No había rastro de Bea entre el gentío que a aquella hora desfilaba por la Puerta del Ángel en dirección a la plaza de Cataluña. Intuí que aquél habría sido el camino elegido por mi mujer para ir al Ritz, pero con Bea nunca se sabía. Le gustaba probar diferentes rutas entre dos destinos. Al rato desistí de encontrarla y supuse que habría tomado un taxi, algo más acorde con las finas galas con las que se había vestido para la ocasión.

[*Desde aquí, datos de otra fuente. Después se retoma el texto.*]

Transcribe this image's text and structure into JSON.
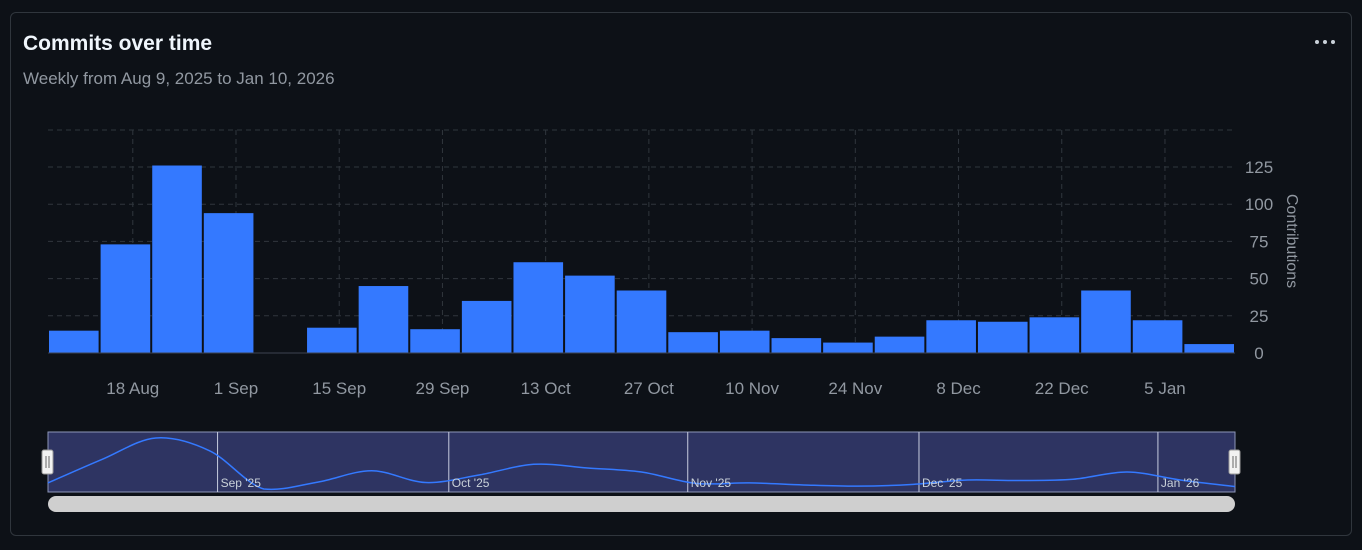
{
  "card": {
    "title": "Commits over time",
    "subtitle": "Weekly from Aug 9, 2025 to Jan 10, 2026",
    "menu_icon": "kebab-horizontal-icon"
  },
  "colors": {
    "background": "#0d1117",
    "bar": "#3479ff",
    "grid": "#30363d",
    "navigator_fill": "#2e3462",
    "scrollbar": "#cfcfcf",
    "text_muted": "#9198a1"
  },
  "chart_data": {
    "type": "bar",
    "ylabel": "Contributions",
    "ylim": [
      0,
      125
    ],
    "yticks": [
      0,
      25,
      50,
      75,
      100,
      125
    ],
    "x": [
      "2025-08-10",
      "2025-08-17",
      "2025-08-24",
      "2025-08-31",
      "2025-09-07",
      "2025-09-14",
      "2025-09-21",
      "2025-09-28",
      "2025-10-05",
      "2025-10-12",
      "2025-10-19",
      "2025-10-26",
      "2025-11-02",
      "2025-11-09",
      "2025-11-16",
      "2025-11-23",
      "2025-11-30",
      "2025-12-07",
      "2025-12-14",
      "2025-12-21",
      "2025-12-28",
      "2026-01-04",
      "2026-01-11"
    ],
    "values": [
      15,
      73,
      126,
      94,
      0,
      17,
      45,
      16,
      35,
      61,
      52,
      42,
      14,
      15,
      10,
      7,
      11,
      22,
      21,
      24,
      42,
      22,
      6
    ],
    "xticks": [
      {
        "date": "2025-08-18",
        "label": "18 Aug"
      },
      {
        "date": "2025-09-01",
        "label": "1 Sep"
      },
      {
        "date": "2025-09-15",
        "label": "15 Sep"
      },
      {
        "date": "2025-09-29",
        "label": "29 Sep"
      },
      {
        "date": "2025-10-13",
        "label": "13 Oct"
      },
      {
        "date": "2025-10-27",
        "label": "27 Oct"
      },
      {
        "date": "2025-11-10",
        "label": "10 Nov"
      },
      {
        "date": "2025-11-24",
        "label": "24 Nov"
      },
      {
        "date": "2025-12-08",
        "label": "8 Dec"
      },
      {
        "date": "2025-12-22",
        "label": "22 Dec"
      },
      {
        "date": "2026-01-05",
        "label": "5 Jan"
      }
    ],
    "grid": true,
    "navigator": {
      "labels": [
        {
          "date": "2025-09-01",
          "label": "Sep '25"
        },
        {
          "date": "2025-10-01",
          "label": "Oct '25"
        },
        {
          "date": "2025-11-01",
          "label": "Nov '25"
        },
        {
          "date": "2025-12-01",
          "label": "Dec '25"
        },
        {
          "date": "2026-01-01",
          "label": "Jan '26"
        }
      ],
      "selection": "full range"
    }
  }
}
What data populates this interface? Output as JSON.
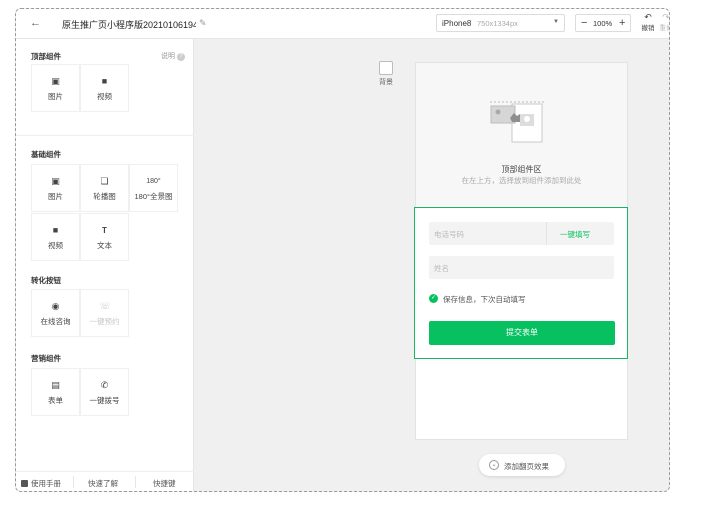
{
  "header": {
    "back_icon": "arrow-left-icon",
    "title": "原生推广页小程序版20210106194",
    "edit_icon": "pencil-icon",
    "device": {
      "name": "iPhone8",
      "resolution": "750x1334px"
    },
    "zoom": {
      "minus": "−",
      "value": "100%",
      "plus": "+"
    },
    "undo_label": "撤销",
    "redo_label": "重做"
  },
  "left_panel": {
    "help_label": "说明",
    "basic_title": "顶部组件",
    "basic_items": [
      {
        "label": "图片",
        "icon": "image-icon"
      },
      {
        "label": "视频",
        "icon": "video-icon"
      }
    ],
    "base_title": "基础组件",
    "base_items": [
      {
        "label": "图片",
        "icon": "image-icon"
      },
      {
        "label": "轮播图",
        "icon": "carousel-icon"
      },
      {
        "label": "180°全景图",
        "icon": "panorama-icon",
        "icon_text": "180°"
      },
      {
        "label": "视频",
        "icon": "video-icon"
      },
      {
        "label": "文本",
        "icon": "text-icon",
        "icon_text": "T"
      }
    ],
    "convert_title": "转化按钮",
    "convert_items": [
      {
        "label": "在线咨询",
        "icon": "chat-icon"
      },
      {
        "label": "一键预约",
        "icon": "phone-icon",
        "disabled": true
      }
    ],
    "marketing_title": "营销组件",
    "marketing_items": [
      {
        "label": "表单",
        "icon": "form-icon"
      },
      {
        "label": "一键拨号",
        "icon": "dial-icon"
      }
    ],
    "bottom_links": {
      "manual": "使用手册",
      "learn": "快速了解",
      "shortcut": "快捷键"
    }
  },
  "canvas": {
    "background_label": "背景",
    "drop_title": "顶部组件区",
    "drop_hint": "在左上方，选择放到组件添加到此处",
    "form": {
      "phone_placeholder": "电话号码",
      "autofill": "一键填写",
      "name_placeholder": "姓名",
      "save_info": "保存信息，下次自动填写",
      "submit": "提交表单"
    },
    "page_flip": "添加翻页效果"
  },
  "colors": {
    "accent": "#07c160",
    "selection_border": "#18b75f",
    "canvas_bg": "#f0f0f0"
  }
}
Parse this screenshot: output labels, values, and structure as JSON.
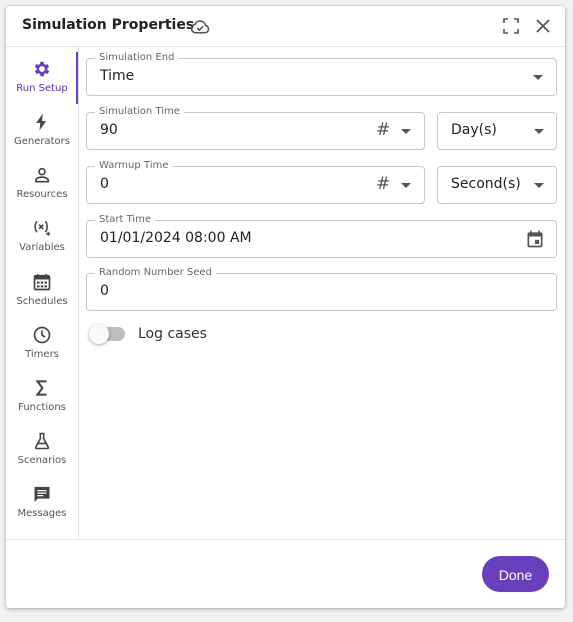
{
  "dialog": {
    "title": "Simulation Properties",
    "icons": {
      "sync": "cloud-check-icon",
      "expand": "expand-icon",
      "close": "close-icon"
    }
  },
  "sidebar": {
    "items": [
      {
        "label": "Run Setup",
        "icon": "gear-icon",
        "active": true
      },
      {
        "label": "Generators",
        "icon": "lightning-icon"
      },
      {
        "label": "Resources",
        "icon": "person-icon"
      },
      {
        "label": "Variables",
        "icon": "variable-icon"
      },
      {
        "label": "Schedules",
        "icon": "calendar-icon"
      },
      {
        "label": "Timers",
        "icon": "clock-icon"
      },
      {
        "label": "Functions",
        "icon": "sigma-icon"
      },
      {
        "label": "Scenarios",
        "icon": "flask-icon"
      },
      {
        "label": "Messages",
        "icon": "message-icon"
      }
    ]
  },
  "form": {
    "simulation_end": {
      "label": "Simulation End",
      "value": "Time"
    },
    "simulation_time": {
      "label": "Simulation Time",
      "value": "90",
      "unit": "Day(s)",
      "hash": "#"
    },
    "warmup_time": {
      "label": "Warmup Time",
      "value": "0",
      "unit": "Second(s)",
      "hash": "#"
    },
    "start_time": {
      "label": "Start Time",
      "value": "01/01/2024 08:00 AM"
    },
    "random_seed": {
      "label": "Random Number Seed",
      "value": "0"
    },
    "log_cases": {
      "label": "Log cases",
      "checked": false
    }
  },
  "footer": {
    "done_label": "Done"
  },
  "colors": {
    "accent": "#6a3fbd",
    "active_text": "#5a2fa8"
  }
}
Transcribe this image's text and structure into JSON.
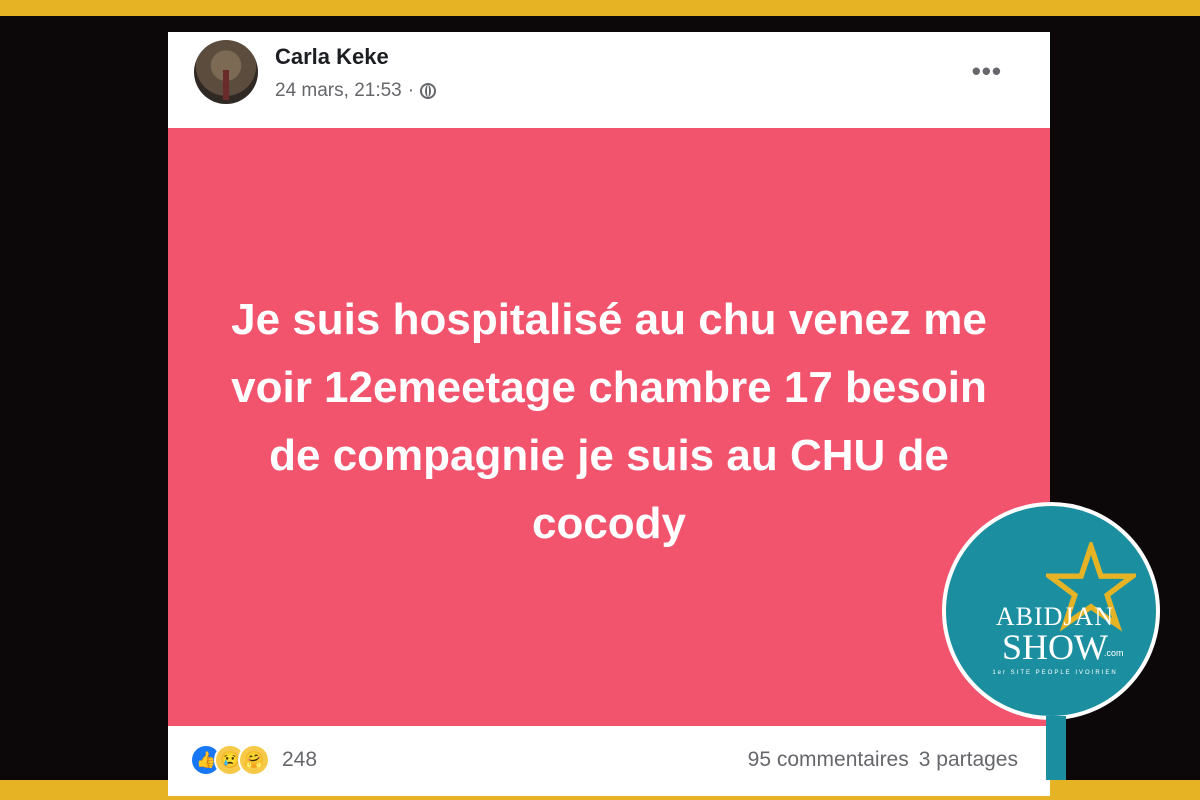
{
  "post": {
    "author": "Carla Keke",
    "date": "24 mars, 21:53",
    "separator": "·",
    "more_label": "•••",
    "status_text": "Je suis hospitalisé au chu venez me voir 12emeetage chambre 17 besoin de compagnie je suis au CHU de cocody",
    "status_bg": "#f2546e",
    "reactions": {
      "icons": [
        "like-icon",
        "sad-icon",
        "care-icon"
      ],
      "count": "248"
    },
    "comments": "95 commentaires",
    "shares": "3 partages"
  },
  "watermark": {
    "line1": "ABIDJAN",
    "line2": "SHOW",
    "suffix": ".com",
    "tagline": "1er SITE PEOPLE IVOIRIEN",
    "color": "#1b8fa0"
  },
  "frame_color": "#e6b325"
}
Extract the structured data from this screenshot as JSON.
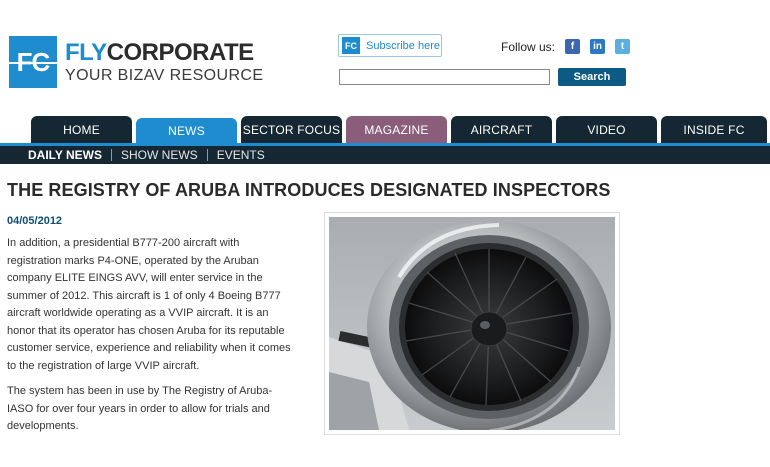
{
  "header": {
    "logo_mark": "FC",
    "logo_fly": "FLY",
    "logo_corporate": "CORPORATE",
    "logo_tagline": "YOUR BIZAV RESOURCE",
    "subscribe_icon_text": "FC",
    "subscribe_label": "Subscribe here",
    "follow_label": "Follow us:",
    "social": [
      {
        "name": "facebook",
        "glyph": "f"
      },
      {
        "name": "linkedin",
        "glyph": "in"
      },
      {
        "name": "twitter",
        "glyph": "t"
      }
    ],
    "search_value": "",
    "search_button": "Search"
  },
  "nav": {
    "tabs": [
      {
        "label": "HOME"
      },
      {
        "label": "NEWS"
      },
      {
        "label": "SECTOR FOCUS"
      },
      {
        "label": "MAGAZINE"
      },
      {
        "label": "AIRCRAFT"
      },
      {
        "label": "VIDEO"
      },
      {
        "label": "INSIDE FC"
      }
    ],
    "active_tab": "NEWS"
  },
  "subnav": {
    "items": [
      {
        "label": "DAILY NEWS"
      },
      {
        "label": "SHOW NEWS"
      },
      {
        "label": "EVENTS"
      }
    ],
    "active_item": "DAILY NEWS"
  },
  "article": {
    "headline": "THE REGISTRY OF ARUBA INTRODUCES DESIGNATED INSPECTORS",
    "date": "04/05/2012",
    "paragraph1": "In addition, a presidential B777-200 aircraft with registration marks P4-ONE, operated by the Aruban company ELITE EINGS AVV, will enter service in the summer of 2012. This aircraft is 1 of only 4 Boeing B777 aircraft worldwide operating as a VVIP aircraft. It is an honor that its operator has chosen Aruba for its reputable customer service, experience and reliability when it comes to the registration of large VVIP aircraft.",
    "paragraph2": "The system has been in use by The Registry of Aruba-IASO for over four years in order to allow for trials and developments."
  },
  "colors": {
    "brand_blue": "#1e8ccf",
    "nav_dark": "#142733",
    "magazine_tab": "#8a5e7a",
    "search_button": "#0d5b84"
  }
}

Tardé un cuarto de hora en llegar al hotel Ritz. Aunque no debía de haber más de diez grados de temperatura, estaba sudando y me faltaba el aliento. El portero me dirigió una mirada subrepticia, pero me abrió la puerta afectando una pequeña reverencia. El vestíbulo, con su aire de escenario de intriga de espionaje y gran romance, me resultaba desconcertante. Mi escasa experiencia en hoteles de lujo no me había preparado para dilucidar qué era qué. Vislumbré un mostrador tras el que un esmerado recepcionista me observaba entre la curiosidad y la alarma. Me acerqué al mostrador y le ofrecí una sonrisa que no le impresionó.
—¿El restaurante, por favor?
El recepcionista me examinó con cortés escepticismo.
—¿Tiene el señor una reserva?
—Estoy citado con un huésped del hotel.
El recepcionista sonrió fríamente y asintió.
—El señor encontrará el restaurante al fondo de ese pasillo.
—Mil gracias.
Me encaminé hacia allí con el corazón en un puño. No tenía ni idea de lo que iba a decir o a hacer cuando encontrase a Bea y a aquel individuo. Un maître salió a mi encuentro y me vedó el paso con una sonrisa blindada. Su mirada delataba la escasa aprobación que le merecía mi atuendo.
—¿Tiene reserva el caballero? —preguntó.
Le aparté con la mano y entré en el comedor. La mayoría de las mesas estaban vacías. Una pareja mayor de aire momificado y modales decimonónicos interrumpió su solemne sorbido de sopa para mirarme con disgusto. Un par de mesas más albergaban comensales con aspecto de hombres de negocios y alguna que otra dama de exquisita compañía facturada como gasto de representación. No había ni rastro de Cascos ni de Bea.
Escuché los pasos del maître y su escolta de dos camareros a mi espalda. Me volví y ofrecí una sonrisa dócil.
—¿No tenía el señor Cascos Buendía una reserva para las dos? —pregunté.
—El señor avisó para que se le subiera el servicio a su suite —informó el maître.
Consulté mi reloj. Eran las dos y veinte. Me encaminé hacia el corredor de ascensores. Uno de los porteros me había echado el ojo pero cuando intentó alcanzarme yo ya había conseguido colarme en uno de los ascensores. Marqué uno de los pisos superiores sin recordar que no tenía ni idea de dónde se encontraba la suite Continental.
«Empieza por arriba», me dije.
Me apeé del ascensor en el séptimo piso y empecé a vagar por ampulosos corredores desiertos. Al rato di con una puerta que daba a la escalera de incendios y descendí al piso inferior. Fui de puerta en puerta, buscando la suite Continental sin suerte. Mi reloj marcaba las dos y media. En el quinto piso encontré a una doncella que arrastraba un carrito con plumeros, jabones y toallas y le pregunté dónde estaba la suite. Me miró con consternación, pero la debí de asustar lo suficiente para que señalase hacia arriba.
—Octavo piso.
Preferí evitar los ascensores por si acaso el personal del hotel andaba buscándome. Cuatro pisos de escalera y un largo corredor más tarde llegué a las puertas de la suite continental empapado de sudor. Permanecí allí por espacio de un minuto, tratando de imaginar lo que estaba sucediendo tras aquella puerta de madera noble y preguntándome si me quedaba el suficiente sentido común para irme de allí. Me pareció que alguien me observaba de refilón desde el otro extremo del pasillo y temí que se tratase de uno de los porteros, pero al afinar el ojo la silueta se perdió tras la esquina del corredor y supuse que se trataba de otro huésped del hotel. Finalmente llamé al timbre.